The report, compiled by the Centre for Social Impact, PricewaterhouseCoopers and the Fundraising Institute Australia, indicated that while the global financial crisis affected the bottom line of most NFPs, those in Australia fared slightly better than their global counterparts.

A survey by the Charity Commission for England and Wales in August last year found the incomes of 56 per cent of NFPs were hit by the economic downturn, up from 52 per cent in February that year.

Similarly in the US, not-for-profit news medium ‘The Chronicle of Philanthropy’ found that charitable income fell about 9 per cent in 2009.

A recent survey by US-based not-for-profit information service GuideStar found that 52 per cent of American NFPs experienced a significant drop in contributions from March to May 2009, the same trend that occurred during the previous five-month period.

The Managing for Recovery report, however, found that despite these challenging conditions, NFPs in Australia are emerging as markedly more optimistic about the 12 months ahead.

“Although the past year has been really tough for many NFPs, and severe challenges remain, a mood of greater hope is returning,” the report said.

“The adverse impact of the downturn has not generally been as great as anticipated in May 2009, and many respondents believe the worst may be behind them.

“There is a sense that circumstances are improving.”

Founding chief executive of charity Dreamfit Foundation, Darren Lomman, said while 2009 was a tough year with external funding cuts preventing some projects coming to fruition, he was bullish about prospects for the coming year.

“It (2009) was a pretty tough year all round; we actually had to lay off a few staff because, overall, during the year we lost money,” he said.

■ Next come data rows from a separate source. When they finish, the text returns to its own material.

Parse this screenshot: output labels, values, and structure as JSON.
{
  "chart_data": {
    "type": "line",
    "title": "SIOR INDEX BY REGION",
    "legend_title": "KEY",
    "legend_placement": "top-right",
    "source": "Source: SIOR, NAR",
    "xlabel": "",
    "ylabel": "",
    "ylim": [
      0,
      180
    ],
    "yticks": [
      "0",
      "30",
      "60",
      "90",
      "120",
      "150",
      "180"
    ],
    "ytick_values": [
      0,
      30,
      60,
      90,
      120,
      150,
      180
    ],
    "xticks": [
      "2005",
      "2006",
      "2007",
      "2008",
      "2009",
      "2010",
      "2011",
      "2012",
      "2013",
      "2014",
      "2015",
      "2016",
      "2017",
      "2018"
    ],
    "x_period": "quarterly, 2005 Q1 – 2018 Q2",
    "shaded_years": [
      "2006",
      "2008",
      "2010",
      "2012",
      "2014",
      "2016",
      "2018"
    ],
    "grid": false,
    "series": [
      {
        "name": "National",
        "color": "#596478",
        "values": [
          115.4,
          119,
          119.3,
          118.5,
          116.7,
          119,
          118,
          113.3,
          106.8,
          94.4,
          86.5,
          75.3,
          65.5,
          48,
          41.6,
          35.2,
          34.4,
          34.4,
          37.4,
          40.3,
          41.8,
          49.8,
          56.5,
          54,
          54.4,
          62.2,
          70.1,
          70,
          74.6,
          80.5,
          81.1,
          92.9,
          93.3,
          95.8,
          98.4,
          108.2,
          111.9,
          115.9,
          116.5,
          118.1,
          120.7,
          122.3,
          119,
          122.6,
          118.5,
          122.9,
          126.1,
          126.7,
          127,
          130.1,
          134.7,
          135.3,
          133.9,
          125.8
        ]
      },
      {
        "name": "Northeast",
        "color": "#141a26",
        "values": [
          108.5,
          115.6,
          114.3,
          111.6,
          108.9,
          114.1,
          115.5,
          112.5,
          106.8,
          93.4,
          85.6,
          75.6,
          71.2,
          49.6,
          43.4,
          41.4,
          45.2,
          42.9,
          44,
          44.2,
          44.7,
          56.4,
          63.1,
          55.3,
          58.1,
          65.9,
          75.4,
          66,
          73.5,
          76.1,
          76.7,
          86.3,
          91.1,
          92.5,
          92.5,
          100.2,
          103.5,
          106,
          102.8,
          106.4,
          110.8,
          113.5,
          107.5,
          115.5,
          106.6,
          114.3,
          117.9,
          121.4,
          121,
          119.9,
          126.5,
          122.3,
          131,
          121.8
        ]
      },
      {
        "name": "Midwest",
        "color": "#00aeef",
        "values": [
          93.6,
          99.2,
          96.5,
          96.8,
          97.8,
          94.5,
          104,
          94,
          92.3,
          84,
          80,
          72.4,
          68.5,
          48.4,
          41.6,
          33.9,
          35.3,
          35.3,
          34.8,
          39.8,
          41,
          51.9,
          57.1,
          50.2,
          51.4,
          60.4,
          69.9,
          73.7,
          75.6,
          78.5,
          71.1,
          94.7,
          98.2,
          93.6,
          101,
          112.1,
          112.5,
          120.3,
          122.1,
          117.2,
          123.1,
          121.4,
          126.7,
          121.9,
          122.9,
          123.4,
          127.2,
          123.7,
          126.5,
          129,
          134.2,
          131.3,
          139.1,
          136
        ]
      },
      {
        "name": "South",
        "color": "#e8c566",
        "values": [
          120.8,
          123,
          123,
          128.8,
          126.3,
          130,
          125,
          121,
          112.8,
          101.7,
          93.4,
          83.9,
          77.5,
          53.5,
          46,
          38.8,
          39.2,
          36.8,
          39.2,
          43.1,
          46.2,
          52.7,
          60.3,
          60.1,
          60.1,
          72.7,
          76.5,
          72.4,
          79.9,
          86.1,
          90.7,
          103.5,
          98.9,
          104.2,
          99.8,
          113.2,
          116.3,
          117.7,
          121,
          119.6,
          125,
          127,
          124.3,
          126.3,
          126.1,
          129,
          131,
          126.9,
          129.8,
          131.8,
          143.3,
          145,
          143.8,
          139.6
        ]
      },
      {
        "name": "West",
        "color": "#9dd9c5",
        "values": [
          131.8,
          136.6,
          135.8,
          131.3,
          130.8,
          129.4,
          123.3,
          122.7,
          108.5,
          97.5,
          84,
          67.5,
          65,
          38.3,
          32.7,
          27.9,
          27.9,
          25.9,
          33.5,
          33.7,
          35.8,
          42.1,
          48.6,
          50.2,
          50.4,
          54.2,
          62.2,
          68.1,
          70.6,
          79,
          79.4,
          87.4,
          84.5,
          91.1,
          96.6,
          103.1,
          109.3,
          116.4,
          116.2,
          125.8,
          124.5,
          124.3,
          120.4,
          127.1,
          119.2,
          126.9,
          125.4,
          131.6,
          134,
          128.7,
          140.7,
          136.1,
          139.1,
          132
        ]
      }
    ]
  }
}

“We just couldn’t bring in the sponsorship we needed to cover all our costs.”

Mr Lomman said Dreamfit was able to survive the downturn despite the loss in overall income because of a five-year funding partnership previously established with the University of Western Australia.

“We kept on with them, which has been our saving grace,” he said.

“Had we not had them, I think we would have gone under completely last year.

“So we were fortunate to have one major stable funder that looked after us and they covered all our basic overhead and admin costs.”

Two large health and welfare organisations, which declined to be named, said major donations in WA during 2009 to their respective organisations had been significantly affected.

However, both said that, in the 2009-10 financial year, there had been an increase in both corporate and state government funding, with an expected increase in private and individual benefaction, particularly through bequests this year.